# [Wanted] Best place to buy 37" - 42" T.V.



## gInvestor (1 Aug 2009)

Hoping to get some help with this query. 

Looking to upgrade my current TV and looking for a 37"-42" LCD. I missed out on iBood's Sony offer ([broken link removed] @ 600) last week and powercity's offer today ([broken link removed] @ 549) but would like to think that these offers will continue. Anyone know where these prices could be matched ? Thanks..


----------



## gebbel (2 Aug 2009)

*Re: [Wanted] Best place to buy 37" - 42"*



gInvestor said:


> and powercity's offer today ([broken link removed] @ 549) but would like to think that these offers will continue. Anyone know where these prices could be matched ? Thanks..



According to their website, they have over 100 of those TV's at that price...between all their stores. I'm sure they will still have some early next week.


----------



## MrMan (2 Aug 2009)

gInvestor said:


> Hoping to get some help with this query.
> 
> Looking to upgrade my current TV and looking for a 37"-42" LCD. I missed out on iBood's Sony offer ([broken link removed] @ 600) last week and powercity's offer today ([broken link removed] @ 549) but would like to think that these offers will continue. Anyone know where these prices could be matched ? Thanks..


 
You should prob look for plasma if you are going that size.


----------



## canicemcavoy (2 Aug 2009)

I was happy with Richer Sounds; they even have a forum on boards.ie where they can accept deal offers and questions. Got a Samsung 46" Series 6 from them last year for a lot less than the store price:

http://www.boards.ie/vbulletin/forumdisplay.php?f=1105


----------



## michalkanon (3 Aug 2009)

I'd go for Electroworld


----------



## gInvestor (3 Aug 2009)

michalkanon said:


> I'd go for Electroworld



Thanks, the Electroworld website does'nt support english langauge support. Can you provide a english link ? Thanks


----------



## gInvestor (3 Aug 2009)

canicemcavoy said:


> I was happy with Richer Sounds; they even have a forum on boards.ie where they can accept deal offers and questions. Got a Samsung 46" Series 6 from them last year for a lot less than the store price:
> 
> http://www.boards.ie/vbulletin/forumdisplay.php?f=1105




Can't seem to get any great offers of them. I PM'ed the admin but the offers aint great which was disappointing.


----------



## Adz01 (4 Aug 2009)

I got mine from directtvs.co.uk


----------



## packard (11 Aug 2009)

..


----------



## packard (11 Aug 2009)

MrMan said:


> You should prob look for plasma if you are going that size.

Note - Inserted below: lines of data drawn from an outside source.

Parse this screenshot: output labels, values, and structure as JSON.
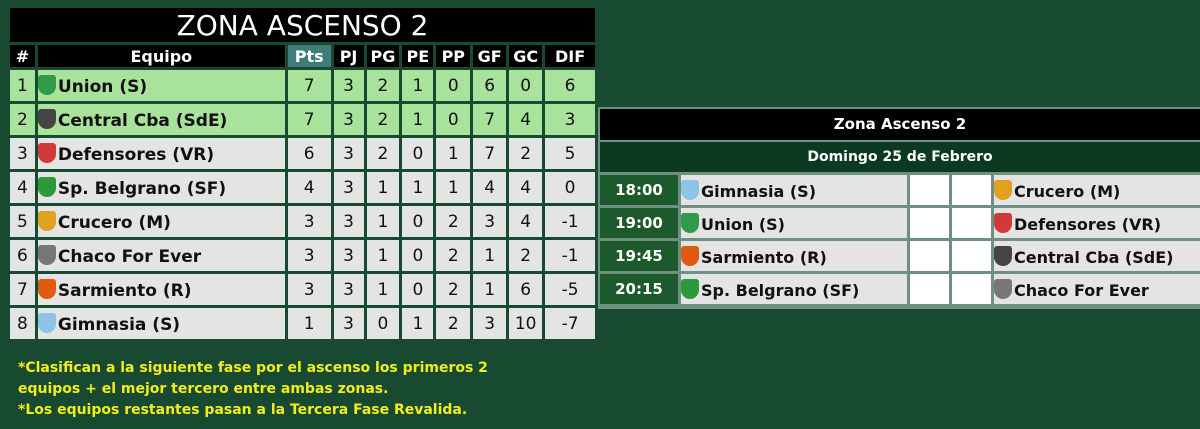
{
  "standings": {
    "title": "ZONA ASCENSO 2",
    "headers": [
      "#",
      "Equipo",
      "Pts",
      "PJ",
      "PG",
      "PE",
      "PP",
      "GF",
      "GC",
      "DIF"
    ],
    "rows": [
      {
        "pos": "1",
        "team": "Union (S)",
        "crest": "#2e9a4a",
        "pts": "7",
        "pj": "3",
        "pg": "2",
        "pe": "1",
        "pp": "0",
        "gf": "6",
        "gc": "0",
        "dif": "6",
        "qualified": true
      },
      {
        "pos": "2",
        "team": "Central Cba (SdE)",
        "crest": "#444444",
        "pts": "7",
        "pj": "3",
        "pg": "2",
        "pe": "1",
        "pp": "0",
        "gf": "7",
        "gc": "4",
        "dif": "3",
        "qualified": true
      },
      {
        "pos": "3",
        "team": "Defensores (VR)",
        "crest": "#d23a3a",
        "pts": "6",
        "pj": "3",
        "pg": "2",
        "pe": "0",
        "pp": "1",
        "gf": "7",
        "gc": "2",
        "dif": "5",
        "qualified": false
      },
      {
        "pos": "4",
        "team": "Sp. Belgrano (SF)",
        "crest": "#2a9a3a",
        "pts": "4",
        "pj": "3",
        "pg": "1",
        "pe": "1",
        "pp": "1",
        "gf": "4",
        "gc": "4",
        "dif": "0",
        "qualified": false
      },
      {
        "pos": "5",
        "team": "Crucero (M)",
        "crest": "#e0a020",
        "pts": "3",
        "pj": "3",
        "pg": "1",
        "pe": "0",
        "pp": "2",
        "gf": "3",
        "gc": "4",
        "dif": "-1",
        "qualified": false
      },
      {
        "pos": "6",
        "team": "Chaco For Ever",
        "crest": "#777777",
        "pts": "3",
        "pj": "3",
        "pg": "1",
        "pe": "0",
        "pp": "2",
        "gf": "1",
        "gc": "2",
        "dif": "-1",
        "qualified": false
      },
      {
        "pos": "7",
        "team": "Sarmiento (R)",
        "crest": "#e05a10",
        "pts": "3",
        "pj": "3",
        "pg": "1",
        "pe": "0",
        "pp": "2",
        "gf": "1",
        "gc": "6",
        "dif": "-5",
        "qualified": false
      },
      {
        "pos": "8",
        "team": "Gimnasia (S)",
        "crest": "#8cc4e8",
        "pts": "1",
        "pj": "3",
        "pg": "0",
        "pe": "1",
        "pp": "2",
        "gf": "3",
        "gc": "10",
        "dif": "-7",
        "qualified": false
      }
    ],
    "notes": [
      "*Clasifican a la siguiente fase por el ascenso los primeros 2",
      "equipos + el mejor tercero entre ambas zonas.",
      "*Los equipos restantes pasan a la Tercera Fase Revalida."
    ]
  },
  "fixtures": {
    "title": "Zona Ascenso 2",
    "date": "Domingo 25 de Febrero",
    "matches": [
      {
        "time": "18:00",
        "home": "Gimnasia (S)",
        "home_crest": "#8cc4e8",
        "away": "Crucero (M)",
        "away_crest": "#e0a020",
        "home_score": "",
        "away_score": ""
      },
      {
        "time": "19:00",
        "home": "Union (S)",
        "home_crest": "#2e9a4a",
        "away": "Defensores (VR)",
        "away_crest": "#d23a3a",
        "home_score": "",
        "away_score": ""
      },
      {
        "time": "19:45",
        "home": "Sarmiento (R)",
        "home_crest": "#e05a10",
        "away": "Central Cba (SdE)",
        "away_crest": "#444444",
        "home_score": "",
        "away_score": ""
      },
      {
        "time": "20:15",
        "home": "Sp. Belgrano (SF)",
        "home_crest": "#2a9a3a",
        "away": "Chaco For Ever",
        "away_crest": "#777777",
        "home_score": "",
        "away_score": ""
      }
    ]
  }
}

 Stay clear of Plasma, it will cause you hardship in the long run.LCD all the way


----------



## Leo (11 Aug 2009)

packard said:


> Stay clear of Plasma, it will cause you hardship in the long run.LCD all the way


 
Based on what???? Plasma are every bit as reliable as LCD


----------



## packard (11 Aug 2009)

No there not, there far from it. Two major factors against Plasma tvs. First they will need gas refilling in a few years of using them, and second if you leave a constant image up on them for long enough it burns onto the screen and then you hava right mess for yourself, i'v seen it on enough of screens where i work, ruins them.


----------



## Leo (11 Aug 2009)

packard said:


> No there not, there far from it. Two major factors against Plasma tvs. First they will need gas refilling in a few years of using them, and second if you leave a constant image up on them for long enough it burns onto the screen and then you hava right mess for yourself, i'v seen it on enough of screens where i work, ruins them.


 
You're years off there! There is no way, (I don't believe there ever was) of re-gassing a plasma, that's a myth. Screen life of any of the main brands is 60,000 hours plus, the same as LCD. That's over 16 years at 10 hours per day!!!

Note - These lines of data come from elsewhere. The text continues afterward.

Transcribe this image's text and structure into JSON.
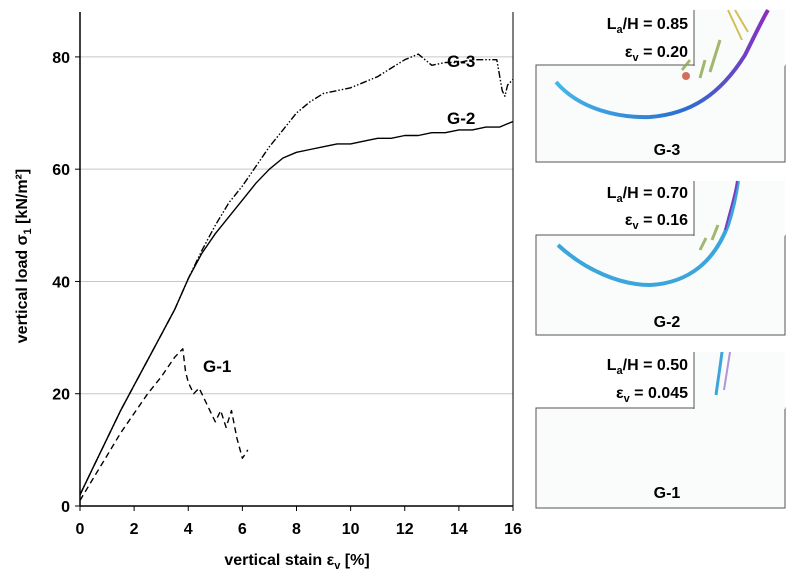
{
  "chart_data": {
    "type": "line",
    "xlabel": "vertical stain ε",
    "xlabel_sub": "v",
    "xlabel_unit": " [%]",
    "ylabel": "vertical load σ",
    "ylabel_sub": "1",
    "ylabel_unit": " [kN/m²]",
    "xlim": [
      0,
      16
    ],
    "ylim": [
      0,
      88
    ],
    "xticks": [
      "0",
      "2",
      "4",
      "6",
      "8",
      "10",
      "12",
      "14",
      "16"
    ],
    "yticks": [
      "0",
      "20",
      "40",
      "60",
      "80"
    ],
    "grid": "horizontal",
    "series": [
      {
        "name": "G-3",
        "style": "dash-dot-dot",
        "x": [
          0,
          0.5,
          1,
          1.5,
          2,
          2.5,
          3,
          3.5,
          4,
          4.5,
          5,
          5.5,
          6,
          6.5,
          7,
          7.5,
          8,
          8.5,
          9,
          9.5,
          10,
          10.5,
          11,
          11.5,
          12,
          12.5,
          13,
          13.5,
          14,
          14.5,
          15,
          15.4,
          15.6,
          15.7,
          15.8,
          16
        ],
        "y": [
          2,
          7,
          12,
          17,
          21.5,
          26,
          30.5,
          35,
          40.5,
          45.5,
          50,
          54,
          57,
          60.5,
          64,
          67,
          70,
          72,
          73.5,
          74,
          74.5,
          75.5,
          76.5,
          78,
          79.5,
          80.5,
          78.5,
          79,
          79,
          79.5,
          79.5,
          79.5,
          74,
          73,
          75,
          76
        ]
      },
      {
        "name": "G-2",
        "style": "solid",
        "x": [
          0,
          0.5,
          1,
          1.5,
          2,
          2.5,
          3,
          3.5,
          4,
          4.5,
          5,
          5.5,
          6,
          6.5,
          7,
          7.5,
          8,
          8.5,
          9,
          9.5,
          10,
          10.5,
          11,
          11.5,
          12,
          12.5,
          13,
          13.5,
          14,
          14.5,
          15,
          15.5,
          16
        ],
        "y": [
          2,
          7,
          12,
          17,
          21.5,
          26,
          30.5,
          35,
          40.5,
          45,
          48.5,
          51.5,
          54.5,
          57.5,
          60,
          62,
          63,
          63.5,
          64,
          64.5,
          64.5,
          65,
          65.5,
          65.5,
          66,
          66,
          66.5,
          66.5,
          67,
          67,
          67.5,
          67.5,
          68.5
        ]
      },
      {
        "name": "G-1",
        "style": "dashed",
        "x": [
          0,
          0.5,
          1,
          1.5,
          2,
          2.5,
          3,
          3.5,
          3.8,
          3.9,
          4.0,
          4.2,
          4.4,
          4.6,
          4.8,
          5.0,
          5.2,
          5.4,
          5.6,
          5.8,
          6.0,
          6.2
        ],
        "y": [
          1,
          5,
          9,
          13,
          16.5,
          20,
          23,
          26.5,
          28,
          24,
          22,
          20,
          21,
          19,
          17,
          15,
          17,
          14,
          17,
          12,
          8.5,
          10
        ]
      }
    ],
    "curve_labels": [
      "G-3",
      "G-2",
      "G-1"
    ]
  },
  "panels": [
    {
      "name": "G-3",
      "ratio_main": "L",
      "ratio_sub": "a",
      "ratio_rest": "/H = 0.85",
      "strain_main": "ε",
      "strain_sub": "v",
      "strain_rest": " = 0.20",
      "label": "G-3"
    },
    {
      "name": "G-2",
      "ratio_main": "L",
      "ratio_sub": "a",
      "ratio_rest": "/H = 0.70",
      "strain_main": "ε",
      "strain_sub": "v",
      "strain_rest": " = 0.16",
      "label": "G-2"
    },
    {
      "name": "G-1",
      "ratio_main": "L",
      "ratio_sub": "a",
      "ratio_rest": "/H = 0.50",
      "strain_main": "ε",
      "strain_sub": "v",
      "strain_rest": " = 0.045",
      "label": "G-1"
    }
  ]
}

Screen burn-in has been dealt with 3-4 years ago now. 
Leo


----------



## MrMan (12 Aug 2009)

packard said:


> Stay clear of Plasma, it will cause you hardship in the long run.LCD all the way


 
When going for bigger size screens I think plasma still have a better range and show better quality pics. Screen burn is highly unlikely and would really only be a cause for concern if you have a still image on constantly i.e a menu in a bar etc not in general domestic use.


----------



## packard (12 Aug 2009)

Leo said:


> You're years off there! There is no way, (I don't believe there ever was) of re-gassing a plasma, that's a myth. Screen life of any of the main brands is 60,000 hours plus, the same as LCD. That's over 16 years at 10 hours per day!!!
> 
> Screen burn-in has been dealt with 3-4 years ago now.
> Leo


 You press pause on your dvd or games console for long enough and you see what happens. Don't say you wern't warned


----------



## Leo (12 Aug 2009)

After more than 5 years of regular SkySports viewing, there isn't a hint of burn-in. Play time on CoD4 is now at over 14 days, again, no burn in. Plasma maufactureres have been using pixel shifying techniques for a number of years now to combat burn-in. Panasonic  call it "pixel wobbling," Pioneer "pixel orbiting". With these techniques, plasma screens have a similar susceptibility to burn-in as CRT.


If you have any doubts, check out reviews on AV Forums. 

Plasmas still beat LCD on contrast/ black levels, viewing angles and fast motion playback. So, If you like your movies or sport on a large screen, go with plasma.
Leo


----------



## packard (12 Aug 2009)

Leo said:


> After more than 5 years of regular SkySports viewing, there isn't a hint of burn-in. Play time on CoD4 is now at over 14 days, again, no burn in. Plasma maufactureres have been using pixel shifying techniques for a number of years now to combat burn-in. Panasonic call it "pixel wobbling," Pioneer "pixel orbiting". With these techniques, plasma screens have a similar susceptibility to burn-in as CRT.
> 
> 
> If you have any doubts, check out reviews on AV Forums.
> ...


 Aw im sick of this argument, your there saying it's fine, and of course there fine when your watching them and playing games on them. And your completely right about the pixel shifying for to eliminate burning, but there are still plasmas out there that dont have this and that's why i'm saying they still burn when still images are on them. No good telling someone there great only for them to have a problem a few months down the line, if they knew about the difference of the tvs they wouldn't have posted a thread about it.


----------



## rmdt (13 Aug 2009)

Just taken delivery of a 40" sony bravia, glass table and home cinema system for 

Ordered items last friday evening, arrived yesterday (wednesday).  Everything is A1, and tracking the order was easy.  My wife needed to go out yesterday for a while so I contacted the delivery company and they immediately contacted the driver and found out what time he'd be dropping off the stuff.....excellent service...and price!!!!


----------